Other banks are not as bullish on Brussels, but they still have high expectations for the overall market. HSBC’s analysts are sceptical that the EU will make an immediate splash, especially given the fact that the bloc’s own green bond standards will not be finalised until the end of the year. “The EU can issue bonds up to 2026 . . . They don’t have to front-load it into next year,” said Dominic Kini, European credit strategist at HSBC.
And green debt does have an emerging rival in sustainability-linked bonds. The latter first emerged in 2019, reaching $9bn of annual issuance the following year, according to research provider BloombergNEF.
Unlike green bonds, which are used to fund specific climate-related projects, there are no restrictions on how an issuer uses the money they raise from sustainability-linked bond, so reducing the risk an issuer will be seen as “greenwashing” their borrowing. Instead, these bonds are designed to reward or penalise borrowers for hitting or missing their environmental goals.
Even with these caveats, HSBC is still anticipating total green bond issuance to reach somewhere between $310bn and $360bn in 2021. Mr Kini is especially optimistic about growth in the US, expecting Joe Biden’s presidency to provide a tailwind to the sector following a Trump administration that has been hostile to environmental, social and governance investing.
Mr. Biden has promised to rejoin the Paris climate accord, and to get the US to carbon neutrality by 2050. He has also picked Brian Deese, head of sustainable investing at BlackRock, to lead the National Economic Council, and created a position on the National Security Council for a climate tsar.
Any extra supply would be quickly gobbled up, analysts said. They identify a shortage of green bonds in the US that is creating a “greenium”, where investors are being forced to pay more for green debt, reflected in lower borrowing costs for issuers. The US market needs to add $326bn worth of new green bonds to catch up to where Europe is today, HSBC estimates.
In theory, green and traditional bonds from the same issuer with the same maturity and coupon should have the same yield, as they hold equal credit risk. But that is not always proving the case. “They don’t have the same yield because green bond investors specifically want to buy green bonds and so that creates demand . . . and all else being equal, that makes the green bond slightly more expensive [for investors],” Mr Kini said.

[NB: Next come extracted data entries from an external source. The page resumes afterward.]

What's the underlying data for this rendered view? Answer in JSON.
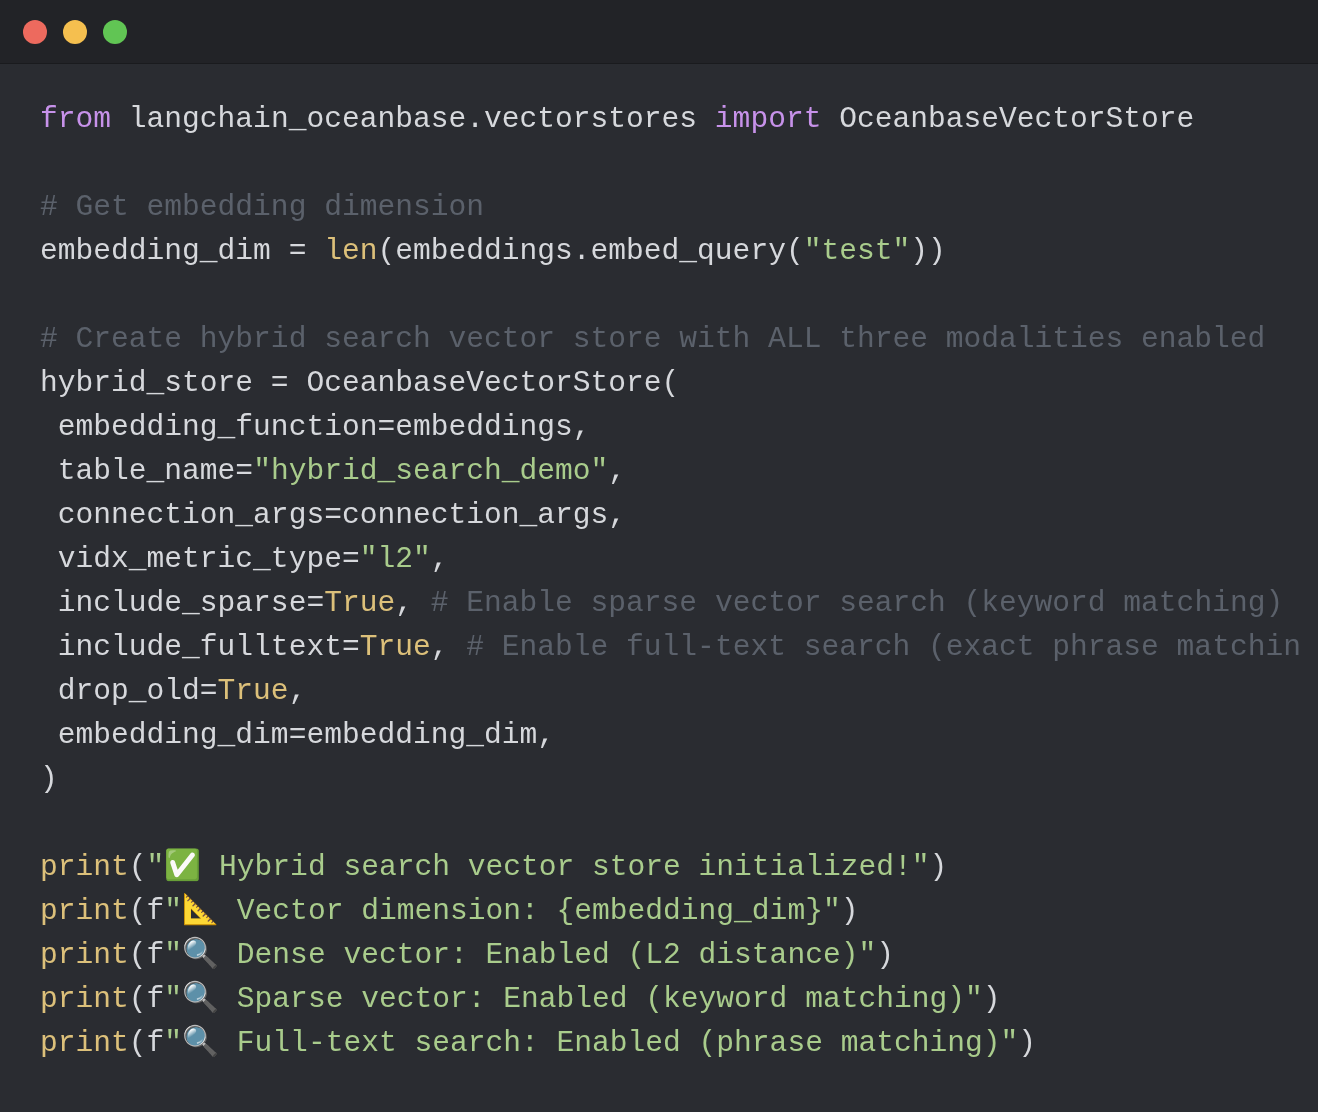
{
  "window_controls": [
    {
      "color": "#ed6a5e"
    },
    {
      "color": "#f5bf4f"
    },
    {
      "color": "#61c554"
    }
  ],
  "code_blocks": [
    [
      [
        {
          "kind": "keyword",
          "text": "from"
        },
        {
          "kind": "plain",
          "text": " langchain_oceanbase.vectorstores "
        },
        {
          "kind": "keyword",
          "text": "import"
        },
        {
          "kind": "plain",
          "text": " OceanbaseVectorStore"
        }
      ]
    ],
    [
      [
        {
          "kind": "comment",
          "text": "# Get embedding dimension"
        }
      ],
      [
        {
          "kind": "plain",
          "text": "embedding_dim = "
        },
        {
          "kind": "builtin",
          "text": "len"
        },
        {
          "kind": "plain",
          "text": "(embeddings.embed_query("
        },
        {
          "kind": "string",
          "text": "\"test\""
        },
        {
          "kind": "plain",
          "text": "))"
        }
      ]
    ],
    [
      [
        {
          "kind": "comment",
          "text": "# Create hybrid search vector store with ALL three modalities enabled"
        }
      ],
      [
        {
          "kind": "plain",
          "text": "hybrid_store = OceanbaseVectorStore("
        }
      ],
      [
        {
          "kind": "plain",
          "text": " embedding_function=embeddings,"
        }
      ],
      [
        {
          "kind": "plain",
          "text": " table_name="
        },
        {
          "kind": "string",
          "text": "\"hybrid_search_demo\""
        },
        {
          "kind": "plain",
          "text": ","
        }
      ],
      [
        {
          "kind": "plain",
          "text": " connection_args=connection_args,"
        }
      ],
      [
        {
          "kind": "plain",
          "text": " vidx_metric_type="
        },
        {
          "kind": "string",
          "text": "\"l2\""
        },
        {
          "kind": "plain",
          "text": ","
        }
      ],
      [
        {
          "kind": "plain",
          "text": " include_sparse="
        },
        {
          "kind": "builtin",
          "text": "True"
        },
        {
          "kind": "plain",
          "text": ", "
        },
        {
          "kind": "comment",
          "text": "# Enable sparse vector search (keyword matching)"
        }
      ],
      [
        {
          "kind": "plain",
          "text": " include_fulltext="
        },
        {
          "kind": "builtin",
          "text": "True"
        },
        {
          "kind": "plain",
          "text": ", "
        },
        {
          "kind": "comment",
          "text": "# Enable full-text search (exact phrase matchin"
        }
      ],
      [
        {
          "kind": "plain",
          "text": " drop_old="
        },
        {
          "kind": "builtin",
          "text": "True"
        },
        {
          "kind": "plain",
          "text": ","
        }
      ],
      [
        {
          "kind": "plain",
          "text": " embedding_dim=embedding_dim,"
        }
      ],
      [
        {
          "kind": "plain",
          "text": ")"
        }
      ]
    ],
    [
      [
        {
          "kind": "builtin",
          "text": "print"
        },
        {
          "kind": "plain",
          "text": "("
        },
        {
          "kind": "string",
          "text": "\"✅ Hybrid search vector store initialized!\""
        },
        {
          "kind": "plain",
          "text": ")"
        }
      ],
      [
        {
          "kind": "builtin",
          "text": "print"
        },
        {
          "kind": "plain",
          "text": "(f"
        },
        {
          "kind": "string",
          "text": "\"📐 Vector dimension: {embedding_dim}\""
        },
        {
          "kind": "plain",
          "text": ")"
        }
      ],
      [
        {
          "kind": "builtin",
          "text": "print"
        },
        {
          "kind": "plain",
          "text": "(f"
        },
        {
          "kind": "string",
          "text": "\"🔍 Dense vector: Enabled (L2 distance)\""
        },
        {
          "kind": "plain",
          "text": ")"
        }
      ],
      [
        {
          "kind": "builtin",
          "text": "print"
        },
        {
          "kind": "plain",
          "text": "(f"
        },
        {
          "kind": "string",
          "text": "\"🔍 Sparse vector: Enabled (keyword matching)\""
        },
        {
          "kind": "plain",
          "text": ")"
        }
      ],
      [
        {
          "kind": "builtin",
          "text": "print"
        },
        {
          "kind": "plain",
          "text": "(f"
        },
        {
          "kind": "string",
          "text": "\"🔍 Full-text search: Enabled (phrase matching)\""
        },
        {
          "kind": "plain",
          "text": ")"
        }
      ]
    ]
  ]
}
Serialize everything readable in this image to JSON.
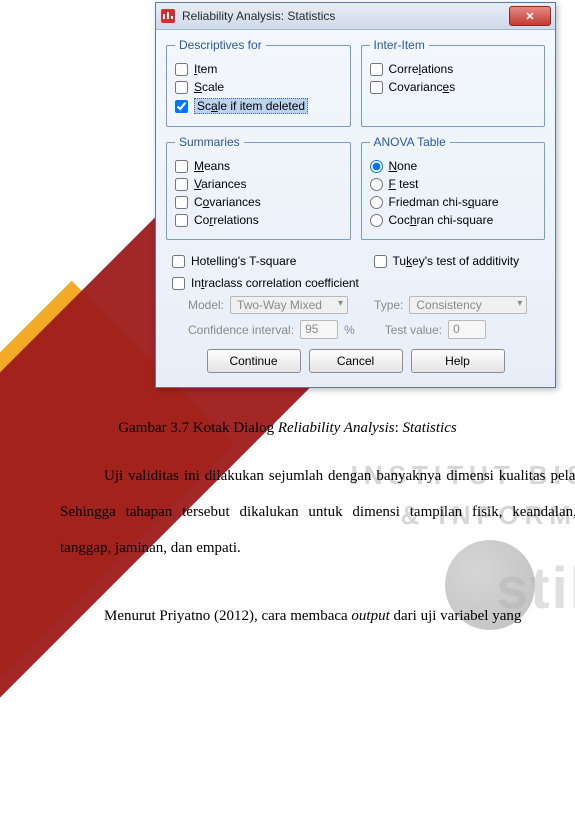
{
  "dialog": {
    "title": "Reliability Analysis: Statistics",
    "close_glyph": "✕",
    "groups": {
      "descriptives": {
        "legend": "Descriptives for",
        "item": "Item",
        "scale": "Scale",
        "scale_if_deleted": "Scale if item deleted"
      },
      "inter_item": {
        "legend": "Inter-Item",
        "correlations": "Correlations",
        "covariances": "Covariances"
      },
      "summaries": {
        "legend": "Summaries",
        "means": "Means",
        "variances": "Variances",
        "covariances": "Covariances",
        "correlations": "Correlations"
      },
      "anova": {
        "legend": "ANOVA Table",
        "none": "None",
        "ftest": "F test",
        "friedman": "Friedman chi-square",
        "cochran": "Cochran chi-square"
      }
    },
    "lower": {
      "hotelling": "Hotelling's T-square",
      "tukey": "Tukey's test of additivity",
      "intraclass": "Intraclass correlation coefficient"
    },
    "disabled": {
      "model_label": "Model:",
      "model_value": "Two-Way Mixed",
      "type_label": "Type:",
      "type_value": "Consistency",
      "ci_label": "Confidence interval:",
      "ci_value": "95",
      "ci_pct": "%",
      "test_label": "Test value:",
      "test_value": "0"
    },
    "buttons": {
      "continue": "Continue",
      "cancel": "Cancel",
      "help": "Help"
    }
  },
  "caption": "Gambar 3.7 Kotak Dialog Reliability Analysis: Statistics",
  "paragraph1": "Uji validitas ini dilakukan sejumlah dengan banyaknya dimensi kualitas pelayanan. Sehingga tahapan tersebut dikalukan untuk dimensi tampilan fisik, keandalan, daya tanggap,  jaminan, dan empati.",
  "paragraph2": "Menurut Priyatno (2012), cara membaca output dari uji variabel yang",
  "watermark": {
    "line1": "INSTITUT BISN",
    "line2": "& INFORMATI",
    "brand": "stikom"
  }
}
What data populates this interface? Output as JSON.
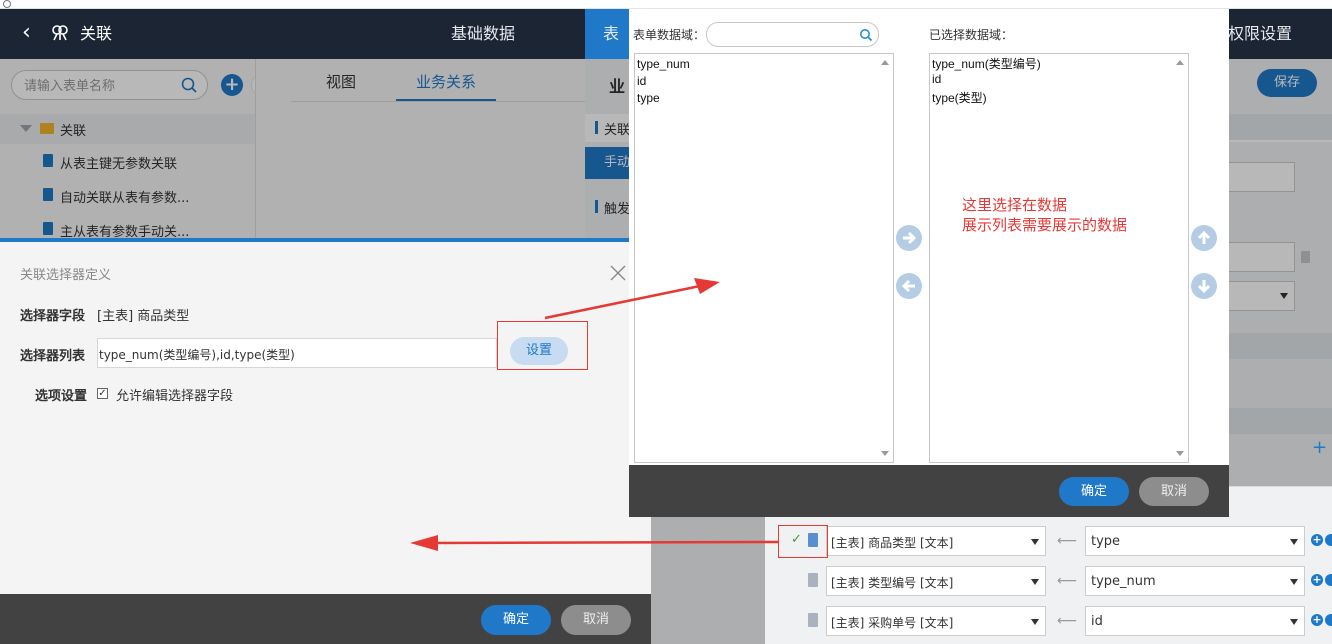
{
  "header": {
    "app_title": "关联",
    "nav": [
      "基础数据",
      "表单",
      "权限设置"
    ]
  },
  "sidebar": {
    "search_placeholder": "请输入表单名称",
    "folder": "关联",
    "items": [
      "从表主键无参数关联",
      "自动关联从表有参数...",
      "主从表有参数手动关..."
    ]
  },
  "mid": {
    "tabs": [
      "视图",
      "业务关系"
    ]
  },
  "right": {
    "title": "业",
    "section1": "关联",
    "manual_tab": "手动",
    "section2": "触发",
    "save_label": "保存",
    "mappings": [
      {
        "field": "[主表] 商品类型 [文本]",
        "target": "type",
        "checked": true
      },
      {
        "field": "[主表] 类型编号 [文本]",
        "target": "type_num",
        "checked": false
      },
      {
        "field": "[主表] 采购单号 [文本]",
        "target": "id",
        "checked": false
      }
    ]
  },
  "modal1": {
    "title": "关联选择器定义",
    "field_label": "选择器字段",
    "field_value": "[主表] 商品类型",
    "list_label": "选择器列表",
    "list_value": "type_num(类型编号),id,type(类型)",
    "set_label": "设置",
    "option_label": "选项设置",
    "option_text": "允许编辑选择器字段",
    "ok": "确定",
    "cancel": "取消"
  },
  "modal2": {
    "left_label": "表单数据域：",
    "right_label": "已选择数据域：",
    "left_items": [
      "type_num",
      "id",
      "type"
    ],
    "right_items": [
      "type_num(类型编号)",
      "id",
      "type(类型)"
    ],
    "note_line1": "这里选择在数据",
    "note_line2": "展示列表需要展示的数据",
    "ok": "确定",
    "cancel": "取消"
  },
  "colors": {
    "primary": "#1f79c8",
    "header_bg": "#1b2533",
    "annotation": "#e53935"
  }
}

But the existence of this “greenium” is still up for debate.
“It would be way too simplistic to contend there is a single, measurable greenium,” said Bertrand Rocher, portfolio manager at Mirova, a boutique investment firm affiliated to Natixis Investment Managers. Although he added that such a premium was quite likely in those sectors where only a few green bonds exist.
Companies do not tend to issue green bonds and traditional bonds with the same terms at the same time, so it is hard to make a clear-cut comparison. The Climate Bond Initiative analysed 46 green bonds issued in the first half of 2020 and was able to create a yield curve for only 21 of them. Of that sample, only five showed evidence of a greenium, pricing inside the yield curve.
The green bond market’s growth has coincided with a period of easy monetary policy, reflected in rock-bottom interest rates and reduced credit risk. That has not been an ideal scenario to produce greeniums, said Mike Ferguson, S&P Global Ratings’ director of sustainable finance.
“I think it’s fair to say that credit quality could certainly weaken,” he added. “And if that’s the case, I think that there probably is a bit of room to see more pronounced greeniums over time.”